Robin Hood and his Merry Mam
York Theatre Royal
It is possible to have too much of a good thing. So popular is Berwick Kaler’s panto that it has become as much part of Christmas in York as carols at the Minster. The problem is there are so many regulars, from Suzy Cooper to Martin Barrass, who demand their own introduction, that unlike the veteran dame himself the first half of this year’s offering is a little flabby.
Regardless, this still remains a hefty cut above the usual panto fare, one reliant on a deft script rather than next year’s line up for I’m a Celebrity Get Me Out of Here.
The show really comes to life in the second half as Kaler, a man whose biggest talent is perhaps making the carefully choreographed dialogue look haphazardly ad-libbed, hits his stride. He is the master of perfectly organised chaos.
By the time the song sheet descends from the rigging – this year for no good reason, except perhaps to satisfy Kaler’s love of the absurd, it’s about the health benefits of carrots – Robin Hood and his Merry Mam has delivered exactly what the audience expect.
Jonathan Race has proved an admirable replacement for regular villain, David Leonard, this year away performing in Matilda in the West End, at 52, Barrass has proved he can still play the fool and Harry Gration has made his usual cameo appearance.
This is a production which gets slicker as it goes along, but having notched up his 34th panto for York Theatre Royal, Kaler is certainly nudging national treasure status.
Jack and The Beanstalk
You’ve never experienced true bemusement until you’ve tried explaining pantomime to a foreigner to these shores.
Watching this through the eyes of someone who had literally no idea what to expect was... educational. Even the traditions of commedia dell’arte, which still informs work on the Continent. doesn’t come close to this uniquely British form. Seeing it performed as well as this, was enough to convince even a panto-cynic like me.

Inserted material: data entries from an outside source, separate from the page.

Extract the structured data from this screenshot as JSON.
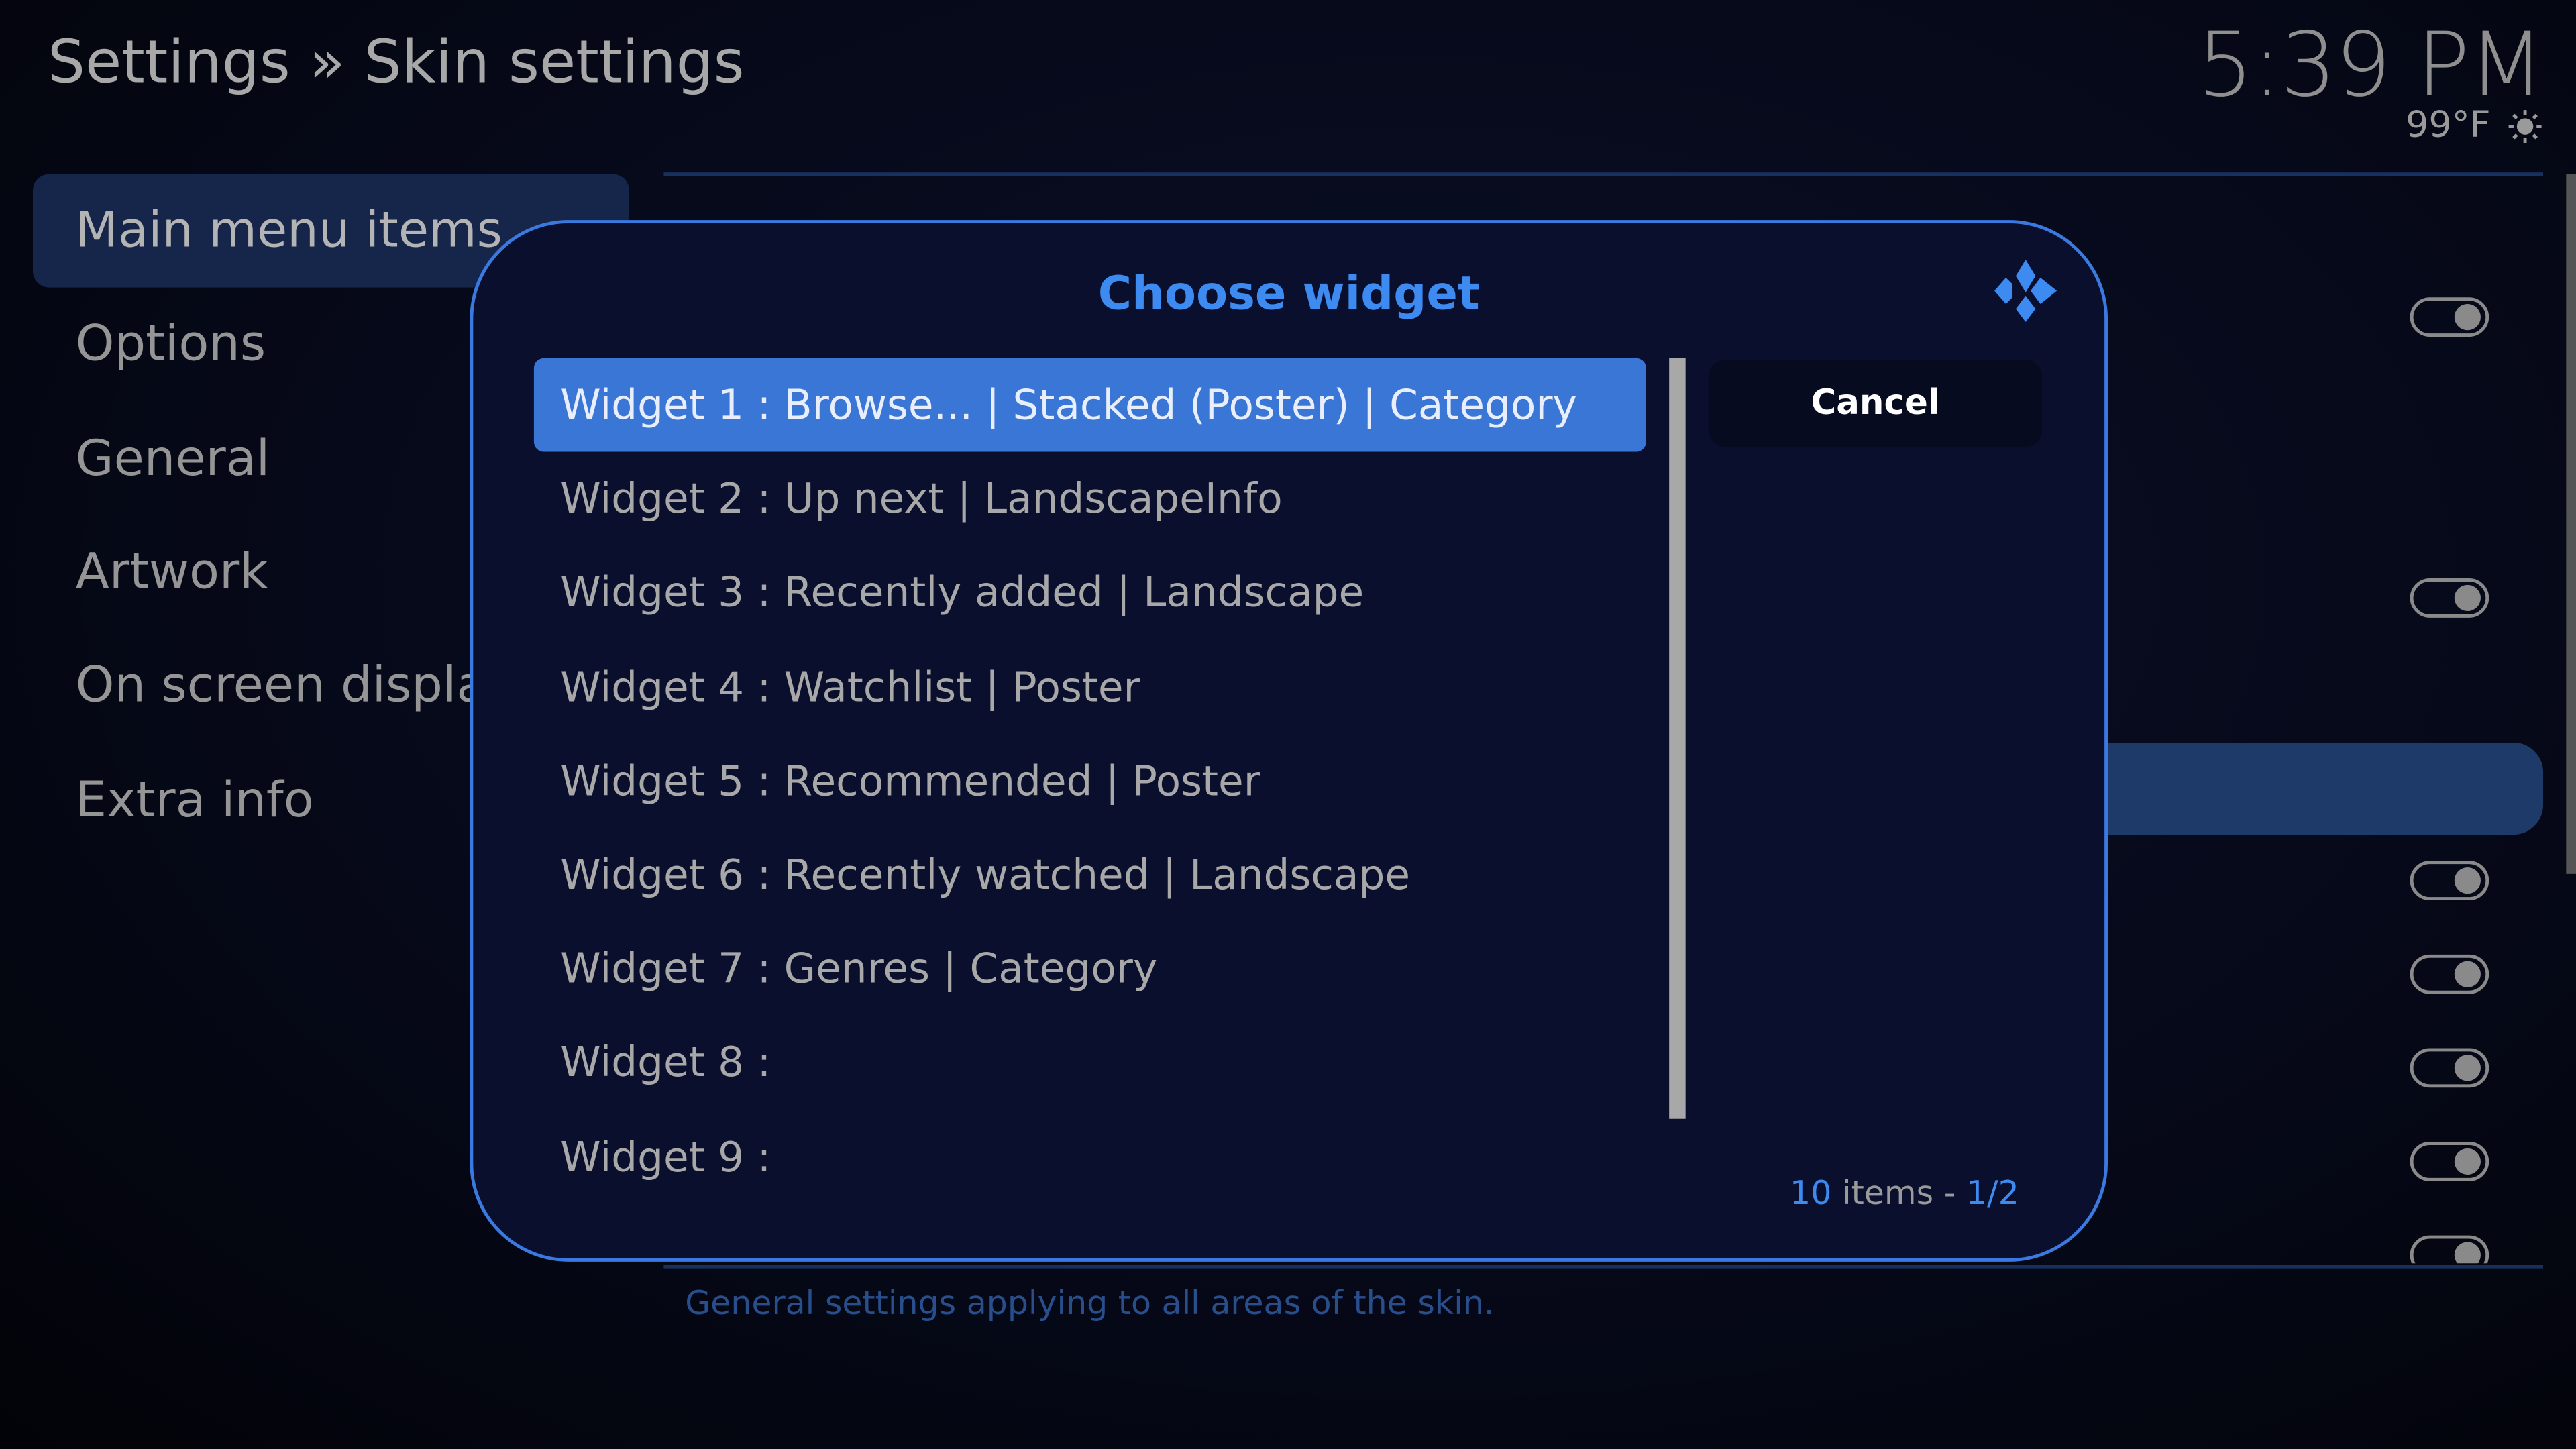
{
  "header": {
    "title": "Settings » Skin settings",
    "clock": "5:39 PM",
    "temperature": "99°F",
    "weather_icon": "sun-icon"
  },
  "sidebar": {
    "items": [
      {
        "label": "Main menu items",
        "selected": true
      },
      {
        "label": "Options"
      },
      {
        "label": "General"
      },
      {
        "label": "Artwork"
      },
      {
        "label": "On screen display"
      },
      {
        "label": "Extra info"
      }
    ]
  },
  "settings": {
    "toggles_on": [
      true,
      true,
      true,
      true,
      true,
      true,
      true
    ]
  },
  "footer": {
    "description": "General settings applying to all areas of the skin."
  },
  "dialog": {
    "title": "Choose widget",
    "logo": "kodi-logo",
    "items": [
      "Widget 1 : Browse... | Stacked (Poster) | Category",
      "Widget 2 : Up next | LandscapeInfo",
      "Widget 3 : Recently added | Landscape",
      "Widget 4 : Watchlist | Poster",
      "Widget 5 : Recommended | Poster",
      "Widget 6 : Recently watched | Landscape",
      "Widget 7 : Genres | Category",
      "Widget 8 :",
      "Widget 9 :"
    ],
    "selected_index": 0,
    "cancel_label": "Cancel",
    "count_number": "10",
    "count_text": "items -",
    "page": "1/2"
  },
  "colors": {
    "accent": "#3a76d6",
    "title": "#3d8af0",
    "dialog_bg": "#0b0f2e"
  }
}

Sometimes it takes a stranger from out of town to remind you what you’ve got and so it was that I realised the moments of comedy, the shape of the narrative, the sheer energy that drove the story here were actually well worth celebrating.
Harrogate avoids the cynicism that has pervaded a lot of pantomimes – and is largely responsible for my own apostasy to the form – by refusing to use star names and adhering to a resolutely traditional manner of pantomime which it transpires is little more than storytelling at a break-neck speed, told by jesters who wink and nudge their way through the action.

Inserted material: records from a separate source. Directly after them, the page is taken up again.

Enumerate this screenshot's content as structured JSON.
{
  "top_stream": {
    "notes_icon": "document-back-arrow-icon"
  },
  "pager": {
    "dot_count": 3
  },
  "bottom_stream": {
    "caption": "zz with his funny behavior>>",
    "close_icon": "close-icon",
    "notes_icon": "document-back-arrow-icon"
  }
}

This means, of course, that the central unit of performers needs to be tight and, led by local hero Tim Stedman, this is something of a crack unit. Chris Clarkson’s Dame Tilly Trott could perhaps come off the stage a little more and Rachel Windsor’s Jill could do with a little more fire, but Philip Stewart’s Fleshcreep is magnetic and David Kendra’s King is surpisingly light on his feet for a big fellow. I’ve returned to the faith.